A school teacher gives a live streaming online class at a government school after the government eased a nationwide lockdown

It’s been around four months since private and government schools in the state started online classes and began sharing study material through various digital platforms with their students. However, a bulk of students coming from economically weak families is struggling to get access to it.

As many as 50% of the 1.8 crore students enrolled in government-run primary and upper primary schools spread across 75 districts of UP are yet to access the online content made available during this pandemic hit academic year, reveals information available with the state education department.

A recent survey undertaken in 65 districts by the department involving 4,348 students has established that despite all efforts just 50% of them were able to access the online content, informed a senior official of the department.

The survey revealed that half of the total students were unable to access the content due to poor Net connectivity, lack of appropriate devices like smart phones or even presence of a lone smart phone in home that was needed for other purposes, the official said.

“Efforts are being made to reach even those students who are unable to access the rich and wide academic digital content made available through various mediums like YouTube, Diksha e-learning portal and WhatsApp groups among others. We are trying to work out a system of teachers providing worksheets to such left out students to involve them in the learning process,” says Vijay Kiran Anand, director general (school education) and state project director of Samagra Shiksha Abhiyan.

He said besides 1.5 lakh WhatsApp groups for students and another 880 groups of BEOs active at development block level, academic content for different classes were being provided to students through different mediums and the exercise was being monitored at the state level.

“We are also providing content everyday through Akashwani and Doordarshan as well,” he added.

However, despite these efforts, lakhs of students are still unreached in the state.

In Prayagraj, over 2 lakh out of 4.16 lakh students enrolled in government 2477 government-run primary and 1001 upper primary schools are yet to access online education, says Vinod Mishra, district coordinator (training) of Samagra Shiksha Abhiyan.

A key reason for this is believed to the digital divide that exists in the state.

The Annual Status of Education Report (ASER)-2018 showed that 91.7% families in rural UP had mobile phones but out of these, mere 32.6% had smart phones and internet access. The study was carried out among 600 families each in 70 districts in rural UP.

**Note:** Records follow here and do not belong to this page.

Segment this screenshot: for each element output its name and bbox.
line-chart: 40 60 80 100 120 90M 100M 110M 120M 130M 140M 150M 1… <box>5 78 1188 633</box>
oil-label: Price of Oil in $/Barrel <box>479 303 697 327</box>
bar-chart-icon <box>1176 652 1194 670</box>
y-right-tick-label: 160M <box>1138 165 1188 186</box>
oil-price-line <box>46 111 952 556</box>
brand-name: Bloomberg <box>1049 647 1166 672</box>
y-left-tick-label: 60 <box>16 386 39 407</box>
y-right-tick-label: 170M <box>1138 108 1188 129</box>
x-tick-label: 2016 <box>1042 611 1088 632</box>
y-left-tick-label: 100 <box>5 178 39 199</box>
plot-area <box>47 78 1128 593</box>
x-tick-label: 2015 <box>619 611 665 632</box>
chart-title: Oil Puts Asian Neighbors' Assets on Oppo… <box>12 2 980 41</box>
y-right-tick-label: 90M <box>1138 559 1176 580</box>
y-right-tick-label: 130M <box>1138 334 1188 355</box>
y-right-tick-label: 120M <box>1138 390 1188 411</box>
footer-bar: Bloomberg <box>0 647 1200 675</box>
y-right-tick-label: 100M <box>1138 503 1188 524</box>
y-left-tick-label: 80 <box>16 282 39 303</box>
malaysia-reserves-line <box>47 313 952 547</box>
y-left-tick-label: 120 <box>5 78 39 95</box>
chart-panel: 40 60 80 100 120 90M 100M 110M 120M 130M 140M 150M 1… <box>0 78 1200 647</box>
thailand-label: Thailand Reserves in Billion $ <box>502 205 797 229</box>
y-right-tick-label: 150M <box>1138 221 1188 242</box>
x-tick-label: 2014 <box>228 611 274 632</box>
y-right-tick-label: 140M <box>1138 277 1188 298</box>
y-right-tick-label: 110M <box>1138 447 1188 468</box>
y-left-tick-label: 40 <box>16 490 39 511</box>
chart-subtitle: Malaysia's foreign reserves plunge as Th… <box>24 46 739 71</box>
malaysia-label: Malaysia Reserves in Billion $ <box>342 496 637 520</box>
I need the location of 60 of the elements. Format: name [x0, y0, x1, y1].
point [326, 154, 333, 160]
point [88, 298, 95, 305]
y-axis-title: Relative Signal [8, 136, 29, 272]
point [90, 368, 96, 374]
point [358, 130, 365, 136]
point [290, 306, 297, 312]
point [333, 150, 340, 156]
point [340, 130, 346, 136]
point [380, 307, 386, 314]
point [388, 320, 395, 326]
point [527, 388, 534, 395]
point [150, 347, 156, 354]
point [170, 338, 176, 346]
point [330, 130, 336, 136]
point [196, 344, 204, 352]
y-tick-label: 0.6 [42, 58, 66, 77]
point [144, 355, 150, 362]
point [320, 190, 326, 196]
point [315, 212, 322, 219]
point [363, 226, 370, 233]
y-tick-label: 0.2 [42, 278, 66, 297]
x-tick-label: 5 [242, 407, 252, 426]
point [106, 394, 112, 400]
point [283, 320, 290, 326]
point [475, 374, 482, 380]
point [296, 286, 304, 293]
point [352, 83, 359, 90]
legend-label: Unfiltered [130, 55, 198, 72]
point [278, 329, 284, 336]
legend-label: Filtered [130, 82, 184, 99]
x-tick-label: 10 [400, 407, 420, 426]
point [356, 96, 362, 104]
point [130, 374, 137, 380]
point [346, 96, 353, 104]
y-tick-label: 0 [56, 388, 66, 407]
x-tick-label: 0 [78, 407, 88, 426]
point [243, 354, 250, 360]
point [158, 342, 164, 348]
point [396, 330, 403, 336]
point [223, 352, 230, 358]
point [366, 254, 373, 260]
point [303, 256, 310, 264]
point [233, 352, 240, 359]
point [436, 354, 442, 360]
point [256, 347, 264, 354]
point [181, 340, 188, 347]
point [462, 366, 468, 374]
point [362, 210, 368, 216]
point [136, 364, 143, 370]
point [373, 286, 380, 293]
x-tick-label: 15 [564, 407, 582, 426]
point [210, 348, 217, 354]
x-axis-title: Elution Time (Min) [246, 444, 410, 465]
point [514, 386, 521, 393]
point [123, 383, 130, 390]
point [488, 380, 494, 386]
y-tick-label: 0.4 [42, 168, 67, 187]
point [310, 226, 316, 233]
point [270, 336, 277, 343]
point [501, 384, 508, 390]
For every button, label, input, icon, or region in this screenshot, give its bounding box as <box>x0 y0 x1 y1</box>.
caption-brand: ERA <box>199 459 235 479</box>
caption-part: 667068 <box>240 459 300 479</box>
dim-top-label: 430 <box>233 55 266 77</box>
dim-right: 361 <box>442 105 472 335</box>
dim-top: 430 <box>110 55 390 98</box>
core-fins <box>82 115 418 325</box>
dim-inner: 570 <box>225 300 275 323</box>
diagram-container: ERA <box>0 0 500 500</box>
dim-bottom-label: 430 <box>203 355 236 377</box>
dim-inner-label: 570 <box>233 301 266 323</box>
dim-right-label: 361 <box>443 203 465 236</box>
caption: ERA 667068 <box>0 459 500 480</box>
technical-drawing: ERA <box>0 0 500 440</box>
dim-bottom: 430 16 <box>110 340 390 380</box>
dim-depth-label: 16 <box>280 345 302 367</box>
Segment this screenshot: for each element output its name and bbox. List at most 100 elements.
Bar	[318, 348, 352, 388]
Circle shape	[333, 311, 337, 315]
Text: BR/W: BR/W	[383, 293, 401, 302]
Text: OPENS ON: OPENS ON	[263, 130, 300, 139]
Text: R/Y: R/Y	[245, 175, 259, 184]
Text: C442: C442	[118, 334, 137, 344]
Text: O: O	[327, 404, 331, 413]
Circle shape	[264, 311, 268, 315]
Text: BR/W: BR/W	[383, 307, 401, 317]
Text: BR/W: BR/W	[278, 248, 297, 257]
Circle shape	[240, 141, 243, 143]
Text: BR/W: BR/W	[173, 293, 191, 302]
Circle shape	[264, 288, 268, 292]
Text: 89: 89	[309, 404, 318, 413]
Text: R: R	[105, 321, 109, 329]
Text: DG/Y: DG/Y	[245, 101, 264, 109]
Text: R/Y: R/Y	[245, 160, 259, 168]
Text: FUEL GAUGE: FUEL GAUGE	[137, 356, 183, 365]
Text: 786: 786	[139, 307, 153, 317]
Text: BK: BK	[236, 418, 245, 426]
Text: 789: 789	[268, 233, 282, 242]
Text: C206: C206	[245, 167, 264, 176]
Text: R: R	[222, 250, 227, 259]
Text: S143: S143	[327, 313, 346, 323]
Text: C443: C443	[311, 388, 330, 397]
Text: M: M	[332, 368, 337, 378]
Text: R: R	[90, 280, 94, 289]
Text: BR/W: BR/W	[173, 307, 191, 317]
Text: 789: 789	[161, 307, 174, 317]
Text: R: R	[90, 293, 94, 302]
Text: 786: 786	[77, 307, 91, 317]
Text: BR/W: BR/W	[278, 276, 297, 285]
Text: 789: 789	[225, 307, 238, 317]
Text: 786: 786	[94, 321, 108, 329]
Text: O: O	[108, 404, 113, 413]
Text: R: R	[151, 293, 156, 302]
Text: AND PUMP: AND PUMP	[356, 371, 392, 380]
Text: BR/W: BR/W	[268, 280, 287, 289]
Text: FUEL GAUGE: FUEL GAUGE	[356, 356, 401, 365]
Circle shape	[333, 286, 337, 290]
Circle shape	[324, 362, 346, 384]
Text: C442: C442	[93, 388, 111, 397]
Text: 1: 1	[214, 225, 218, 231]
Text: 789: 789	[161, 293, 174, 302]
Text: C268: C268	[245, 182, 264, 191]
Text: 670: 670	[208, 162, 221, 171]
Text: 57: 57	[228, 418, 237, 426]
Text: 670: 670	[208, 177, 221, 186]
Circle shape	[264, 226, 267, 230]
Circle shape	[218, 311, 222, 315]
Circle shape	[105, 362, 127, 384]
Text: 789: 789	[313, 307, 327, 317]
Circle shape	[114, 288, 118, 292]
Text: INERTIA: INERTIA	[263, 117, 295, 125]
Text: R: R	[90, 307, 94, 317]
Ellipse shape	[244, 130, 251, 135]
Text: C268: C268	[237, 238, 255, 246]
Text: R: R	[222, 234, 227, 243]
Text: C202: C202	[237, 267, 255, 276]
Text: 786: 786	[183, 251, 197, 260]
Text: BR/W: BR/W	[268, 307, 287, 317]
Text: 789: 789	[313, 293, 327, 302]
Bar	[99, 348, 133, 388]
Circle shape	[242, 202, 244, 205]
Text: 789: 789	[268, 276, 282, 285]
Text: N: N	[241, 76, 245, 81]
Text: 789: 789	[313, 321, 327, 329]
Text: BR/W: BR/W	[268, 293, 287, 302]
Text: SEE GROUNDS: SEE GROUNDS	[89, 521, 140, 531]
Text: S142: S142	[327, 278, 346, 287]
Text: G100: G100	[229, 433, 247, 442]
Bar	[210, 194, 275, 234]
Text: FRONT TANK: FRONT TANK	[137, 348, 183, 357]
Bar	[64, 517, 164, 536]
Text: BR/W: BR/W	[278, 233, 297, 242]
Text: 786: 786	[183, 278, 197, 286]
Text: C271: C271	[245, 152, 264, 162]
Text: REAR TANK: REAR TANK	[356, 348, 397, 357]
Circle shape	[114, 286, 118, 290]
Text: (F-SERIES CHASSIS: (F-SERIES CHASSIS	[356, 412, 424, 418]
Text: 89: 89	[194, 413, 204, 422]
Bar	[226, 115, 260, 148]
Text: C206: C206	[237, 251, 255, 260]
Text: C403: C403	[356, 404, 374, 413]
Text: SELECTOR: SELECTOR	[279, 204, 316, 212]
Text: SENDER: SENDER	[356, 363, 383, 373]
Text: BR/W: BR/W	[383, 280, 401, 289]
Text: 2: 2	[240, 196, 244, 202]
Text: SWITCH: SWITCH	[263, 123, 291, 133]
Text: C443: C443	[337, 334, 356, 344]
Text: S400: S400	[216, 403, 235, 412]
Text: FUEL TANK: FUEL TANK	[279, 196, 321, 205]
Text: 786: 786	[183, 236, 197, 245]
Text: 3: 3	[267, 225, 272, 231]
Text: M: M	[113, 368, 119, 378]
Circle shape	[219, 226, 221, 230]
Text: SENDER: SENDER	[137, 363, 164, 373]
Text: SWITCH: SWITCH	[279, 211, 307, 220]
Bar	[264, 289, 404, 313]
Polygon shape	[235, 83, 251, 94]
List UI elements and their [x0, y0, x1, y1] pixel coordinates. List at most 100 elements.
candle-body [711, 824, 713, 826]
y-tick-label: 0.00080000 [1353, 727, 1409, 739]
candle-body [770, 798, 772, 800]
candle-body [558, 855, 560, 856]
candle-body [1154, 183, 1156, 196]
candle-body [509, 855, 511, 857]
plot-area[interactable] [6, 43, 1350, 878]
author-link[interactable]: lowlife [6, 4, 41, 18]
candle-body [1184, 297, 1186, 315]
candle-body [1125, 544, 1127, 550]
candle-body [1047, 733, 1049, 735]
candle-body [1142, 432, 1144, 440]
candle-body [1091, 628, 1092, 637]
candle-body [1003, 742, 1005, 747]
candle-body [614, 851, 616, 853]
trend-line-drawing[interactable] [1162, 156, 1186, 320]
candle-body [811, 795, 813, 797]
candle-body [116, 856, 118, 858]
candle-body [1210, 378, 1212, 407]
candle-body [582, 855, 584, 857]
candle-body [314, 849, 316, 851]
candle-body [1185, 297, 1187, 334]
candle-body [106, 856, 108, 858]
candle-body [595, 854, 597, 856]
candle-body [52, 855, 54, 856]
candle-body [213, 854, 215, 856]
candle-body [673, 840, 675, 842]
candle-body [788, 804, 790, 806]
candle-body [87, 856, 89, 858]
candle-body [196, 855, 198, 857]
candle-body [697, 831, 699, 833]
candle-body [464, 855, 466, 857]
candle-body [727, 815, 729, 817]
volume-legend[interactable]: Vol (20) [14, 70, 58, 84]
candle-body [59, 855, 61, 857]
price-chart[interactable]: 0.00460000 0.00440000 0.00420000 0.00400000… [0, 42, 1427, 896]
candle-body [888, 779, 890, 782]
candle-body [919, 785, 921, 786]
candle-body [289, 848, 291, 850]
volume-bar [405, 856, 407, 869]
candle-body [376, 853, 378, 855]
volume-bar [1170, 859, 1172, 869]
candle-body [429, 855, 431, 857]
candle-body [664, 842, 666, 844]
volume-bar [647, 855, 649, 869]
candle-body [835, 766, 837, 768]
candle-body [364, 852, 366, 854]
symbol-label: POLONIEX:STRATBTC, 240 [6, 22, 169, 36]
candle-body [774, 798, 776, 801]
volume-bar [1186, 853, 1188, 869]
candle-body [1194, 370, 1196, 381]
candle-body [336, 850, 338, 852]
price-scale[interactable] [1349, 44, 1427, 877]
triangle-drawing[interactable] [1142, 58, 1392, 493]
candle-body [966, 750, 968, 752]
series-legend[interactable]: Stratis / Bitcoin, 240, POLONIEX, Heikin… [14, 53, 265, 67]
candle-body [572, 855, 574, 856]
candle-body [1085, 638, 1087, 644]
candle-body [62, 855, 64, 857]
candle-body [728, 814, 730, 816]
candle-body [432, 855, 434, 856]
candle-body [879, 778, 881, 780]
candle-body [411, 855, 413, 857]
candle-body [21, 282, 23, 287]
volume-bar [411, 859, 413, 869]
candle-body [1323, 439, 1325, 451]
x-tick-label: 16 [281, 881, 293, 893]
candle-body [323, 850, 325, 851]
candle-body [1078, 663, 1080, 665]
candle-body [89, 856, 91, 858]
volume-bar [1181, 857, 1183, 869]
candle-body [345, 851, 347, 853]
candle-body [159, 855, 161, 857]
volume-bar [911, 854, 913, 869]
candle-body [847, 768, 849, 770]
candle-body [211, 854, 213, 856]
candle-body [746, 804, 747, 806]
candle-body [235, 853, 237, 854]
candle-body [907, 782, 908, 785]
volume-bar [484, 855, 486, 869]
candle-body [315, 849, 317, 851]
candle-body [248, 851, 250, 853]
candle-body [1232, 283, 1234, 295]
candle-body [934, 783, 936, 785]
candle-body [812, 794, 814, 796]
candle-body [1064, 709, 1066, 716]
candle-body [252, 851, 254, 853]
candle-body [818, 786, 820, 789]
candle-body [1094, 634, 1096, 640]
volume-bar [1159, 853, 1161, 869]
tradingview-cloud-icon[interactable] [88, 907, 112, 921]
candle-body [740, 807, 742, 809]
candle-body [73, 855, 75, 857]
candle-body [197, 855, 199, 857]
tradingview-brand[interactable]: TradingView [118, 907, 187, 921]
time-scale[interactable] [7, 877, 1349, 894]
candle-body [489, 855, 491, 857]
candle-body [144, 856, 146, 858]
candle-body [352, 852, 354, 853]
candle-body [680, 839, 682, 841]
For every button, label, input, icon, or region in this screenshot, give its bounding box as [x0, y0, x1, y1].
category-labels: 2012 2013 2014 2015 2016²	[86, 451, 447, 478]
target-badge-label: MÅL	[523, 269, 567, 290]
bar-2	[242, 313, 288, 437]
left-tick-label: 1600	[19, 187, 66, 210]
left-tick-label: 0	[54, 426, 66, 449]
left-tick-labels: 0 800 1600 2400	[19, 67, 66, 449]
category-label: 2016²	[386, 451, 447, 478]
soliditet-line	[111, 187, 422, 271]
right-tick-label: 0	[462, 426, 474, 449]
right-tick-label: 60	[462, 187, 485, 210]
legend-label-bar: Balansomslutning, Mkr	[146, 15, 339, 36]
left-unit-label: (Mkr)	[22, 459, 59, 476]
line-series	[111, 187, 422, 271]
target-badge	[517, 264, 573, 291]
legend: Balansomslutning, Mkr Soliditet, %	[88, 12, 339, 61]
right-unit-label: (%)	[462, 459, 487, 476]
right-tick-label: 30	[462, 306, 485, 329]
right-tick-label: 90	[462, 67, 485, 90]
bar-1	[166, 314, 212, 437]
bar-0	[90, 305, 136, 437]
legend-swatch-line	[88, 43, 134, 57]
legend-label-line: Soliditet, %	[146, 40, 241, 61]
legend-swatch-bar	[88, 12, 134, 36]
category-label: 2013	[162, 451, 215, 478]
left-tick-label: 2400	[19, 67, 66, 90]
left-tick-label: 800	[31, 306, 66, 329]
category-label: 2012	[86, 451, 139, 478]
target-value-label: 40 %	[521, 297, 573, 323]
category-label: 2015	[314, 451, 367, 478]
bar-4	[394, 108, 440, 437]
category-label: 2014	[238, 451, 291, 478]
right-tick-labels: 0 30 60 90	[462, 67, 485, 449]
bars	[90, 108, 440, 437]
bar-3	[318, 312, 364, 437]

Not much changed a year later. The 2019 ASER which covered two districts from UP—Lucknow and Varanasi—showed 94.7% families had mobile phones, but only 48% had smart phones in the state capital. In Varanasi, of the 97% families who were covered under the study, 56% had smart phones. Remaining 41% had regular phones without internet facility. The report covered 1,200 rural families in both the districts. Television was, however, available at 61.5% and 71% households in Lucknow and Varanasi respectively.

A Case Study

Parents with meager incomes are struggling to ensure that their kids do not miss out on the academic digital content made available by the state education department. Take example of Nirma Devi, a class 4 employee earning mere Rs 2500 per month. Residing on the campus of Raj Narayan Inter College in Bahariya development block of Prayagraj where she is also employed, Nirma Devi’s husband Krishna Murari Mishra is unemployed and she supports her family that includes her three kids. Her eldest kid Prateek Mishra is a class 7 student of government-run upper primary school at nearby Berui village.

A selfie of his family taken by Prateek using his new smart phone.

“When online teaching started on April 10, Prateek was accessing it using our simple mobile phone at home. However, one day in mid-June it broke and he was no longer able to access it,” she shared.

“As he is a bright student, I did not want him to miss out on his studies. So after a month, I used Rs 500 per month that I received in my Jandhan bank account for March, April and May 2020 each and made a down payment of Rs 2000 using Rs 500 that I had saved to buy a smart phone worth Rs 7000 in July. The remaining Rs 5000 I will pay through a monthly installment of Rs 1000 to the shopkeeper,” said Nirma Devi.

Prateek’s science teacher Durgawati Mishra confirmed that when Prateek stopped accessing the online content, she contacted her parents and requested that they arrange for a mobile so that Prateek could join his classmates online for the studies.